Critics note that Abse's poetic style and themes have developed consistently throughout his career. His early work is more markedly public poetry—generalizations on social themes—and more imitative in style than his later work. The poems in Abse's first collection, After Every Green Thing (1949), show, for example, the influence of his fellow Welshman Dylan Thomas and are written in a romantic vein.
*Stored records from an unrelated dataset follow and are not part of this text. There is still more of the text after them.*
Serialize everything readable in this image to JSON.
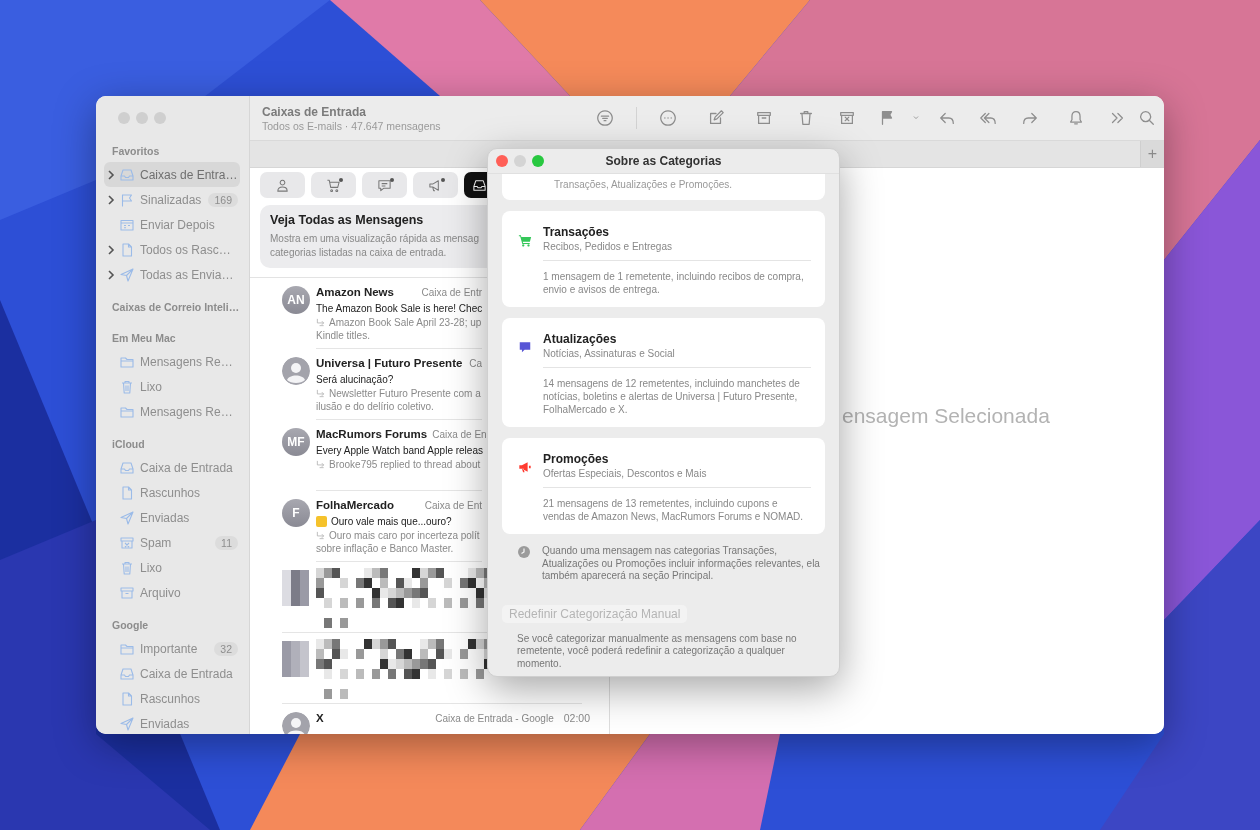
{
  "window": {
    "title": "Caixas de Entrada",
    "subtitle": "Todos os E-mails · 47.647 mensagens"
  },
  "sidebar": {
    "sections": [
      {
        "title": "Favoritos",
        "items": [
          {
            "label": "Caixas de Entra…",
            "kind": "inbox",
            "expandable": true,
            "selected": true
          },
          {
            "label": "Sinalizadas",
            "kind": "flag",
            "expandable": true,
            "selected": false,
            "count": "169"
          },
          {
            "label": "Enviar Depois",
            "kind": "calendar",
            "expandable": false,
            "selected": false
          },
          {
            "label": "Todos os Rasc…",
            "kind": "doc",
            "expandable": true,
            "selected": false
          },
          {
            "label": "Todas as Envia…",
            "kind": "send",
            "expandable": true,
            "selected": false
          }
        ]
      },
      {
        "title": "Caixas de Correio Inteli…"
      },
      {
        "title": "Em Meu Mac",
        "items": [
          {
            "label": "Mensagens Re…",
            "kind": "folder",
            "expandable": false,
            "selected": false
          },
          {
            "label": "Lixo",
            "kind": "trash",
            "expandable": false,
            "selected": false
          },
          {
            "label": "Mensagens Re…",
            "kind": "folder",
            "expandable": false,
            "selected": false
          }
        ]
      },
      {
        "title": "iCloud",
        "items": [
          {
            "label": "Caixa de Entrada",
            "kind": "inbox",
            "expandable": false,
            "selected": false
          },
          {
            "label": "Rascunhos",
            "kind": "doc",
            "expandable": false,
            "selected": false
          },
          {
            "label": "Enviadas",
            "kind": "send",
            "expandable": false,
            "selected": false
          },
          {
            "label": "Spam",
            "kind": "spam",
            "expandable": false,
            "selected": false,
            "count": "11"
          },
          {
            "label": "Lixo",
            "kind": "trash",
            "expandable": false,
            "selected": false
          },
          {
            "label": "Arquivo",
            "kind": "archive",
            "expandable": false,
            "selected": false
          }
        ]
      },
      {
        "title": "Google",
        "items": [
          {
            "label": "Importante",
            "kind": "folder",
            "expandable": false,
            "selected": false,
            "count": "32"
          },
          {
            "label": "Caixa de Entrada",
            "kind": "inbox",
            "expandable": false,
            "selected": false
          },
          {
            "label": "Rascunhos",
            "kind": "doc",
            "expandable": false,
            "selected": false
          },
          {
            "label": "Enviadas",
            "kind": "send",
            "expandable": false,
            "selected": false
          }
        ]
      }
    ]
  },
  "new_tab_button": "+",
  "category_tabs": [
    {
      "kind": "person",
      "selected": false,
      "unread_dot": false
    },
    {
      "kind": "cart",
      "selected": false,
      "unread_dot": true
    },
    {
      "kind": "chat",
      "selected": false,
      "unread_dot": true
    },
    {
      "kind": "megaphone",
      "selected": false,
      "unread_dot": true
    },
    {
      "kind": "inbox",
      "selected": true,
      "unread_dot": false
    }
  ],
  "banner": {
    "title": "Veja Todas as Mensagens",
    "lines": [
      "Mostra em uma visualização rápida as mensag",
      "categorias listadas na caixa de entrada."
    ]
  },
  "messages": [
    {
      "kind": "message",
      "avatar": "AN",
      "sender": "Amazon News",
      "mailbox": "Caixa de Entr",
      "subject": "The Amazon Book Sale is here! Chec",
      "preview": [
        "Amazon Book Sale April 23-28; up",
        "Kindle titles."
      ]
    },
    {
      "kind": "message",
      "sender": "Universa | Futuro Presente",
      "mailbox": "Ca",
      "subject": "Será alucinação?",
      "preview": [
        "Newsletter Futuro Presente com a",
        "ilusão e do delírio coletivo."
      ]
    },
    {
      "kind": "message",
      "avatar": "MF",
      "sender": "MacRumors Forums",
      "mailbox": "Caixa de En",
      "subject": "Every Apple Watch band Apple releas",
      "preview": [
        "Brooke795 replied to thread about"
      ]
    },
    {
      "kind": "message",
      "avatar": "F",
      "sender": "FolhaMercado",
      "mailbox": "Caixa de Ent",
      "color": "#f5c22b",
      "subject": "Ouro vale mais que...ouro?",
      "preview": [
        "Ouro mais caro por incerteza polít",
        "sobre inflação e Banco Master."
      ]
    },
    {
      "kind": "redacted"
    },
    {
      "kind": "redacted"
    },
    {
      "kind": "message",
      "sender": "X",
      "mailbox": "Caixa de Entrada - Google",
      "time": "02:00"
    }
  ],
  "preview_pane": {
    "empty_text": "ensagem Selecionada"
  },
  "dialog": {
    "title": "Sobre as Categorias",
    "intro_tail": "Transações, Atualizações e Promoções.",
    "categories": [
      {
        "kind": "cart",
        "color": "#34c759",
        "title": "Transações",
        "subtitle": "Recibos, Pedidos e Entregas",
        "description": "1 mensagem de 1 remetente, incluindo recibos de compra, envio e avisos de entrega."
      },
      {
        "kind": "chat",
        "color": "#5856d6",
        "title": "Atualizações",
        "subtitle": "Notícias, Assinaturas e Social",
        "description": "14 mensagens de 12 remetentes, incluindo manchetes de notícias, boletins e alertas de Universa | Futuro Presente, FolhaMercado e X."
      },
      {
        "kind": "megaphone",
        "color": "#ff3b30",
        "title": "Promoções",
        "subtitle": "Ofertas Especiais, Descontos e Mais",
        "description": "21 mensagens de 13 remetentes, incluindo cupons e vendas de Amazon News, MacRumors Forums e NOMAD."
      }
    ],
    "note": "Quando uma mensagem nas categorias Transações, Atualizações ou Promoções incluir informações relevantes, ela também aparecerá na seção Principal.",
    "reset_button": {
      "label": "Redefinir Categorização Manual",
      "disabled": true
    },
    "footer": "Se você categorizar manualmente as mensagens com base no remetente, você poderá redefinir a categorização a qualquer momento."
  }
}
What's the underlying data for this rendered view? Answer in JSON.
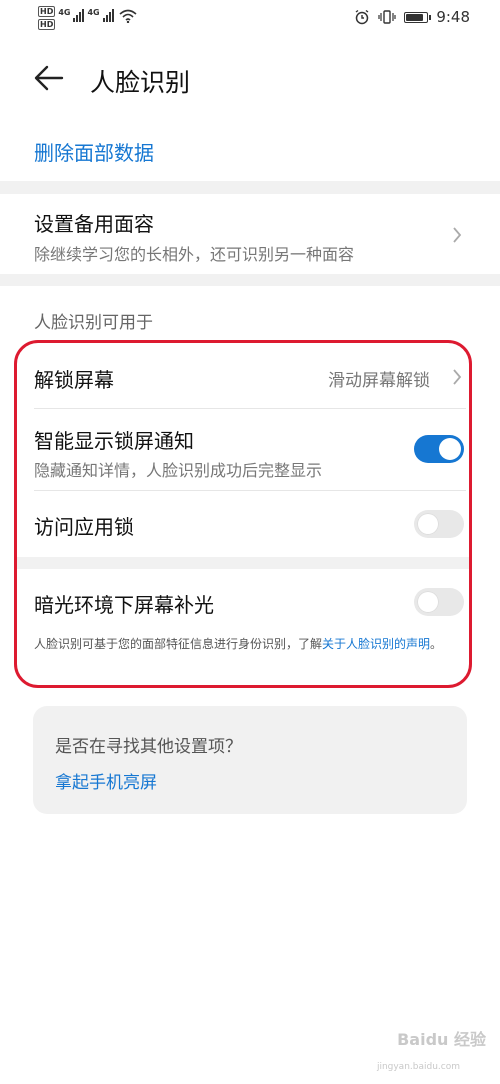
{
  "status_bar": {
    "sim1": "HD",
    "sim2": "HD",
    "net1": "4G",
    "net2": "4G",
    "battery_level": 0.9,
    "time": "9:48"
  },
  "header": {
    "title": "人脸识别"
  },
  "actions": {
    "delete_face_data": "删除面部数据"
  },
  "backup": {
    "title": "设置备用面容",
    "subtitle": "除继续学习您的长相外，还可识别另一种面容"
  },
  "usage": {
    "section_label": "人脸识别可用于",
    "unlock": {
      "title": "解锁屏幕",
      "value": "滑动屏幕解锁"
    },
    "smart_notify": {
      "title": "智能显示锁屏通知",
      "subtitle": "隐藏通知详情，人脸识别成功后完整显示",
      "enabled": true
    },
    "app_lock": {
      "title": "访问应用锁",
      "enabled": false
    },
    "fill_light": {
      "title": "暗光环境下屏幕补光",
      "enabled": false
    },
    "footnote": {
      "text": "人脸识别可基于您的面部特征信息进行身份识别，了解",
      "link": "关于人脸识别的声明",
      "end": "。"
    }
  },
  "suggestion": {
    "title": "是否在寻找其他设置项？",
    "link": "拿起手机亮屏"
  },
  "watermark": {
    "brand": "Baidu 经验",
    "url": "jingyan.baidu.com"
  },
  "colors": {
    "accent": "#1677d2",
    "highlight": "#dd1a30"
  }
}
Critics observe that the poems are laden with symbolism and rely heavily on the use of the incantatory refrain. With Walking Under Water (1952) Abse achieved greater control over form and symbols and evidenced the beginning of the personal poetry that characterizes his later work. In Tenants of the House (1957) and Poems, Golders Green (1962), collections of Abse's maturing period, there is a decrease in the number of social and metaphysical poems and a shift to poems of personal experience, rendered in a conversational tone of diminished rhetoric and tight rhythm. A Small Desperation (1968) and Funland (1972), which Abse described as "The Waste Land gone mad," express Abse's mature personal outlook and artistic tone, the result of the integration of his poetic and medical vocations. As Howard Seargeant writes: "Although Dannie Abse has produced outstanding poems at various stages of his poetic career, there can be little doubt that since he has been writing 'as a whole man' and accepting his medical profession within the total complexity of his experience, his poetry has gained in scope, imaginative depth and psychological insight." In his most recent collection, Way Out in the Centre (1981), Abse draws more extensively on his Jewish background and his family life to explore the human dilemmas of love and loss, the scientific and the irrational, the personal and the professional.
Although Abse is best known for his poetry, it was his autobiographical novel Ash on a Young Man's Sleeve (1954) that originally won him recognition as a promising young writer. His two later novels, Some Corner of an English Field (1957) and O. Jones, O. Jones (1970), are concerned with issues of social conscience and evidence the poetic skill already established in his verse. Abse's most recent prose work, A Strong Dose of Myself (1983), is a collection of essays and lectures on poetry, and also includes notes on medical practice and some autobiographical pieces. This pastiche reveals the sociopsychological emphasis that has been a strong feature in all Abse's later work.